L’amico incauto di Raskolnikov
Capitolo 1
«Il bicchiere bianco porta fortuna quando è riempito di vino rosso!», vado esclamando in diverse tonalità tendenti al serioso, mentre guido allegro, con il sole in faccia, in una giornata invernale che regala luce greca, nitida e gialleggiante, a ristabilire le distanze naturali tra la collina, il mare e la costa.
L’esercizio ha luogo per ascoltare la mia voce e appurare, attraverso il timbro, di aver completamente smaltito l’indicibile sbornia della sera precedente. Farei bene a darmi una regolata e a non lasciarmi andare a serate da simposio solitario, come l’ultima, appunto, d’inaudita indecenza.
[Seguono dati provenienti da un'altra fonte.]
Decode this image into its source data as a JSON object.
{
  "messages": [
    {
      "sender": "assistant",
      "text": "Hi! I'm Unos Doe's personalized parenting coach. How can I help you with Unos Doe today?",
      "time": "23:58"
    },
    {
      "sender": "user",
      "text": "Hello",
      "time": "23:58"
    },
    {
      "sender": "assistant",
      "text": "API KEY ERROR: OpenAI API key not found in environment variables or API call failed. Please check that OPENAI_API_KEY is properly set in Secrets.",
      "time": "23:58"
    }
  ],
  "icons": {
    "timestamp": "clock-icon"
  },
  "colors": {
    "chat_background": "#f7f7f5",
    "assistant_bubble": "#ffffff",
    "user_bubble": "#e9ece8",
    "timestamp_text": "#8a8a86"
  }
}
Dovrei approfittare di più della bellezza naturale che mi circonda. Nutrirmene quotidianamente, cercando di uniformarmi a questo luogo dell’anima, dove la storia ha lasciato impronte tanto significative che per viverlo nella sua pienezza basta seguire un percorso tracciato dalla mente.
D’altronde, mi pare ovvio che la mia terra, pur essendo così visibile ed esistente, sia raggiungibile solo idealmente. Diversamente, essa appare troppo distante, avvolta nel suo fascino storico e nell’interesse scientifico dei cultori dell’antichità. Pertanto, mi avverto, talvolta, come una coscienza predisposta a registrare esperienze che provengono da una realtà immaginifica, da cui prendono origini vicissitudini innaturali, contemplate dal ricordo.
Mi piace credere che il pensiero più abissale e sconfinato dell’individuo, vagando per i monumenti che ci hanno lasciato gli antichi padri, venga catturato da esistenze eteree, le cui presenze si rivelano apparizioni fatali. Ho sempre sognato di incontrare la dea, il nume tutelare del tempio più grande del luogo, che, per uno strano vezzo, ho finito per credere sovrintenda alla mia vita.
E nella notte appena trascorsa a trastullarmi in una sorta di giocoso autocompiacimento, ho declamato versi in suo onore, fatto pensieri non proprio lineari e riempito di continuo il calice, in cristallo finissimo, di Aglianico del posto.
Avverto di essere del tutto sobrio quando mi ritrovo a dare un’occhiata all’orologio: mezzogiorno e trentacinque! Sono in ritardo, per fortuna di solo cinque minuti. Ritengo che non presentarsi con puntualità a un appuntamento, a prescindere da chi ci attende, sia una pessima forma di scortesia.